Quels sont les principaux enseignements de cette décision ?

  1. Le devoir de loyauté est lié à la fonction même de dirigeant

Dans la présente décision, il est particulièrement intéressant de noter que la chambre commerciale écarte expressément les articles 1382 et 1134 alinéa 3 du Code civil invoqués par le pourvoi au profit du visa des articles L. 227-8 et L. 225-251 du Code de commerce. Pour mémoire, l’article L. 225-251 du code de commerce est l’article qui prévoit que, s’agissant des sociétés  anonymes « les administrateurs et le directeur général sont responsables, individuellement ou solidairement selon les cas, envers la société ou envers les tiers, soit des infractions aux dispositions législatives ou réglementaires applicables aux sociétés anonymes, soit des violations des statuts, soit des fautes commises dans leur gestion » (l’article L. 227-8 dispose quant à lui en substance que l’article L. 227-8 est applicable au président et aux autres dirigeants des sociétés par actions simplifiée). Le choix de ce visa est révélateur de la volonté de la cour de cassation de lier le devoir de loyauté à la fonction même de dirigeant et non pas à la pure application des règles de la responsabilité civile.

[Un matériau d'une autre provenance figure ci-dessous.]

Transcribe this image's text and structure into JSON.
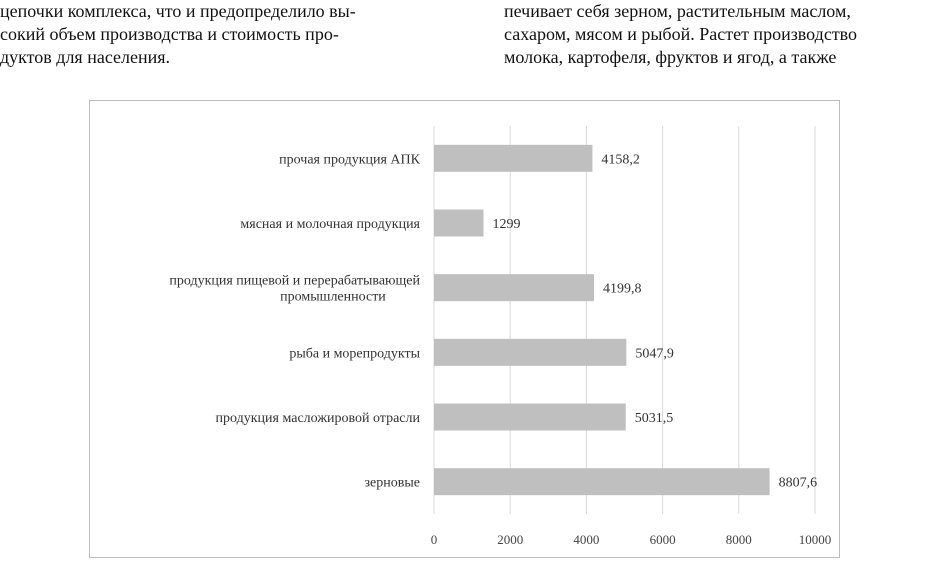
{
  "text": {
    "left_lines": [
      "цепочки комплекса, что и предопределило вы-",
      "сокий объем производства и стоимость про-",
      "дуктов для населения."
    ],
    "right_lines": [
      "печивает себя зерном, растительным маслом,",
      "сахаром, мясом и рыбой. Растет производство",
      "молока, картофеля, фруктов и ягод, а также"
    ]
  },
  "chart_data": {
    "type": "bar",
    "orientation": "horizontal",
    "categories": [
      [
        "прочая продукция АПК"
      ],
      [
        "мясная и молочная продукция"
      ],
      [
        "продукция пищевой и перерабатывающей",
        "промышленности"
      ],
      [
        "рыба и морепродукты"
      ],
      [
        "продукция масложировой отрасли"
      ],
      [
        "зерновые"
      ]
    ],
    "values": [
      4158.2,
      1299,
      4199.8,
      5047.9,
      5031.5,
      8807.6
    ],
    "value_labels": [
      "4158,2",
      "1299",
      "4199,8",
      "5047,9",
      "5031,5",
      "8807,6"
    ],
    "xlim": [
      0,
      10000
    ],
    "xticks": [
      "0",
      "2000",
      "4000",
      "6000",
      "8000",
      "10000"
    ],
    "bar_color": "#bfbfbf",
    "grid": true
  }
}
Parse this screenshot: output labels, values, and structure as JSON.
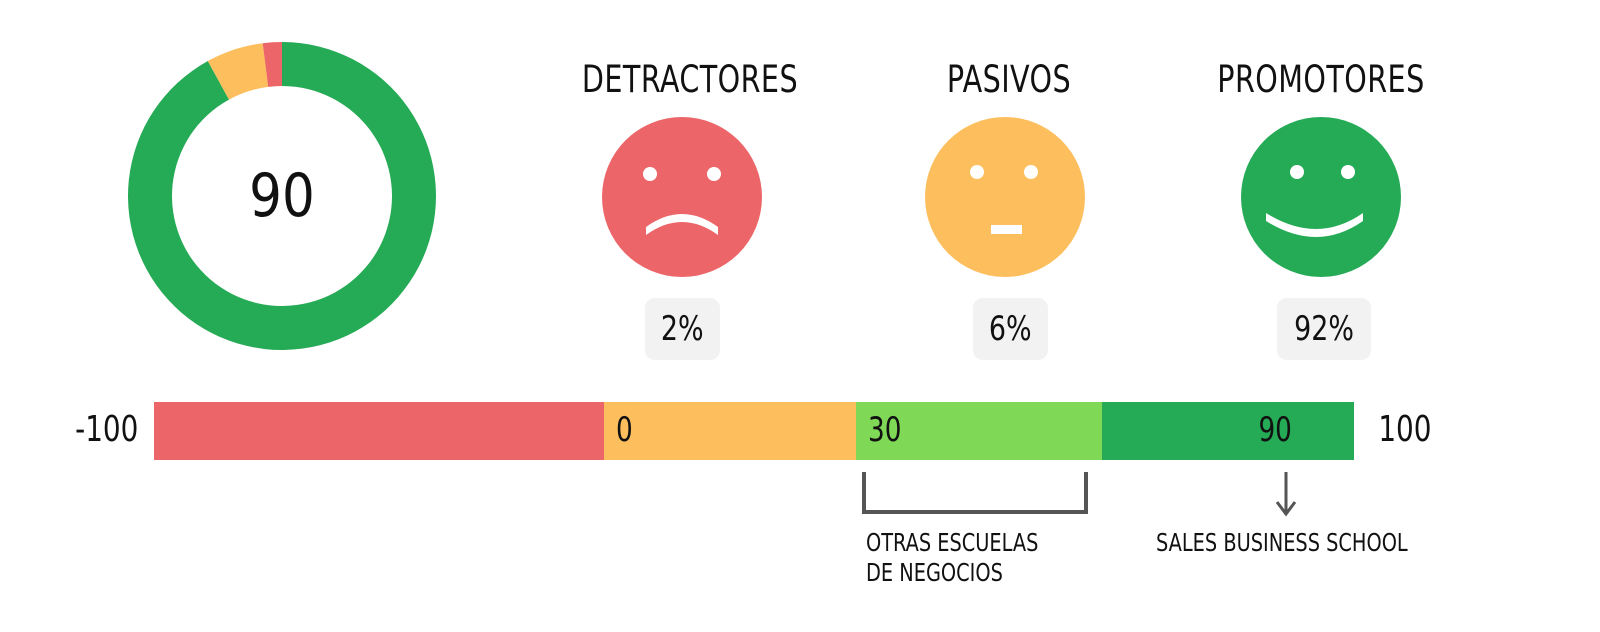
{
  "colors": {
    "detractor": "#ec6568",
    "passive": "#fdbe5d",
    "promoter": "#25aa55",
    "light_green": "#7fd957",
    "pill_bg": "#f2f2f2",
    "bracket": "#555555"
  },
  "chart_data": [
    {
      "type": "pie",
      "variant": "donut",
      "center_value": "90",
      "slices": [
        {
          "label": "Promotores",
          "value": 92,
          "color": "#25aa55"
        },
        {
          "label": "Pasivos",
          "value": 6,
          "color": "#fdbe5d"
        },
        {
          "label": "Detractores",
          "value": 2,
          "color": "#ec6568"
        }
      ]
    },
    {
      "type": "bar",
      "variant": "scale",
      "min": -100,
      "max": 100,
      "min_label": "-100",
      "max_label": "100",
      "segments": [
        {
          "from": -100,
          "to": -25,
          "color": "#ec6568",
          "label": ""
        },
        {
          "from": -25,
          "to": 17,
          "color": "#fdbe5d",
          "label": "0"
        },
        {
          "from": 17,
          "to": 58,
          "color": "#7fd957",
          "label": "30"
        },
        {
          "from": 58,
          "to": 100,
          "color": "#25aa55",
          "label": "90"
        }
      ],
      "annotations": [
        {
          "type": "bracket",
          "from": 19,
          "to": 56,
          "text_lines": [
            "OTRAS ESCUELAS",
            "DE NEGOCIOS"
          ]
        },
        {
          "type": "arrow",
          "value": 90,
          "text_lines": [
            "SALES BUSINESS SCHOOL"
          ]
        }
      ]
    }
  ],
  "categories": [
    {
      "key": "detractor",
      "title": "DETRACTORES",
      "percent": "2%",
      "mood": "sad",
      "color": "#ec6568"
    },
    {
      "key": "passive",
      "title": "PASIVOS",
      "percent": "6%",
      "mood": "neutral",
      "color": "#fdbe5d"
    },
    {
      "key": "promoter",
      "title": "PROMOTORES",
      "percent": "92%",
      "mood": "happy",
      "color": "#25aa55"
    }
  ]
}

Cette tendance de la cour de cassation avait été amorcée, pour les sociétés de personnes, avec l’important arrêt de la Chambre commerciale du 15 novembre 2011 par lequel la Cour de cassation sanctionna le gérant d’une société à responsabilité limitée sur le fondement de l’article L. 223-22 du Code de commerce (texte identique à l’article L. 227-8 précité mais s’appliquant aux société à responsabilité limitée) en raison d’un manquement à son devoir de loyauté et de fidélité pesant sur le gérant à l’égard de la société « lui interdisant de négocier, en qualité de gérant d’une autre société, un marché dans le même domaine d’activité ».

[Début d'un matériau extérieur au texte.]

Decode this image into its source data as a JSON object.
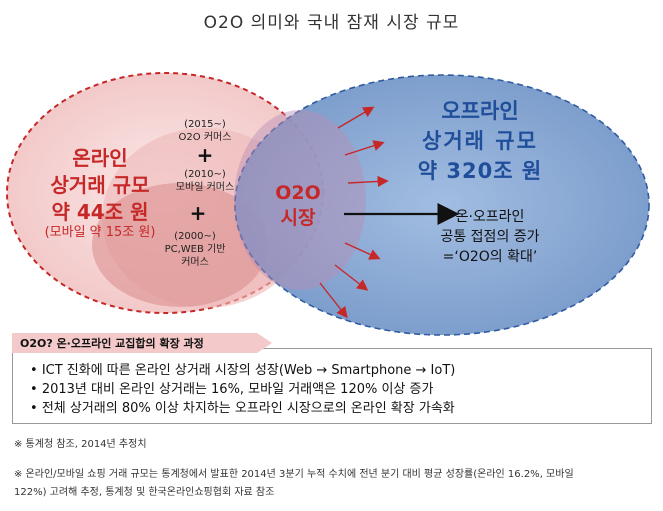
{
  "title": "O2O 의미와 국내 잠재 시장 규모",
  "online": {
    "label_line1": "온라인",
    "label_line2": "상거래 규모",
    "label_line3": "약 44조 원",
    "mobile_sub": "(모바일 약 15조 원)",
    "stage_2015": {
      "year": "(2015~)",
      "name": "O2O 커머스"
    },
    "stage_2010": {
      "year": "(2010~)",
      "name": "모바일 커머스"
    },
    "stage_2000": {
      "year": "(2000~)",
      "name_line1": "PC,WEB 기반",
      "name_line2": "커머스"
    },
    "plus": "+"
  },
  "o2o": {
    "line1": "O2O",
    "line2": "시장"
  },
  "offline": {
    "label_line1": "오프라인",
    "label_line2": "상거래 규모",
    "label_line3": "약 320조 원",
    "note_line1": "온·오프라인",
    "note_line2": "공통 접점의 증가",
    "note_line3": "=‘O2O의 확대’"
  },
  "box": {
    "title": "O2O? 온·오프라인 교집합의 확장 과정",
    "bullets": [
      "ICT 진화에 따른 온라인 상거래 시장의 성장(Web → Smartphone → IoT)",
      "2013년 대비 온라인 상거래는 16%, 모바일 거래액은 120% 이상 증가",
      "전체 상거래의 80% 이상 차지하는 오프라인 시장으로의 온라인 확장 가속화"
    ]
  },
  "notes": [
    "※ 통계청 참조, 2014년 추정치",
    "※ 온라인/모바일 쇼핑 거래 규모는 통계청에서 발표한 2014년 3분기 누적 수치에 전년 분기 대비 평균 성장률(온라인 16.2%, 모바일",
    "122%) 고려해 추정, 통계청 및 한국온라인쇼핑협회 자료 참조"
  ],
  "colors": {
    "red": "#c62828",
    "blue": "#1f4e9a",
    "blue_fill": "#7fa3d4",
    "pink_fill": "#f6d0d0"
  }
}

  1. Le devoir de loyauté du dirigeant social ne se limite pas aux cessions de droits sociaux ni à une obligation de non concurrence

Jusqu’à présent le manquement du dirigeant social à son devoir de loyauté était essentiellement sanctionné dans deux cas :

– d’une part, les cessions de droits sociaux : depuis l’arrêt Vilgrain (Com. 27 février 1996, Bull. IV n°65) ce devoir prend essentiellement la forme d’une obligation d’information au profit des associés de la société généralement sur l’existence de négociations parallèles conduisant à une cession des droits sociaux sur la base d’une valorisation nettement supérieure. Cependant, l’arrêt Vilgrain avait pour fondement la réticence dolosive (article 1382 et 1126 du code civil), soit un fondement « civiliste » ;

– d’autre part, l’obligation de non concurrence : cette obligation de non concurrence des dirigeants vis-à-vis de leur société a fait l’objet d’une série de décisions depuis les années 60 : le dirigeant social ne peut ainsi pas créer une société concurrente de la société qu’il dirige (Cour de cassation chambre commerciale, plusieurs décisions : 11 février 1964, 24 février 1998, 12 février 2002) et l’arrêt du 15 novembre 2011 lui impose de s’abstenir de participer à la négociation d’un marché pour le compte d’une autre société dont il serait dirigeant.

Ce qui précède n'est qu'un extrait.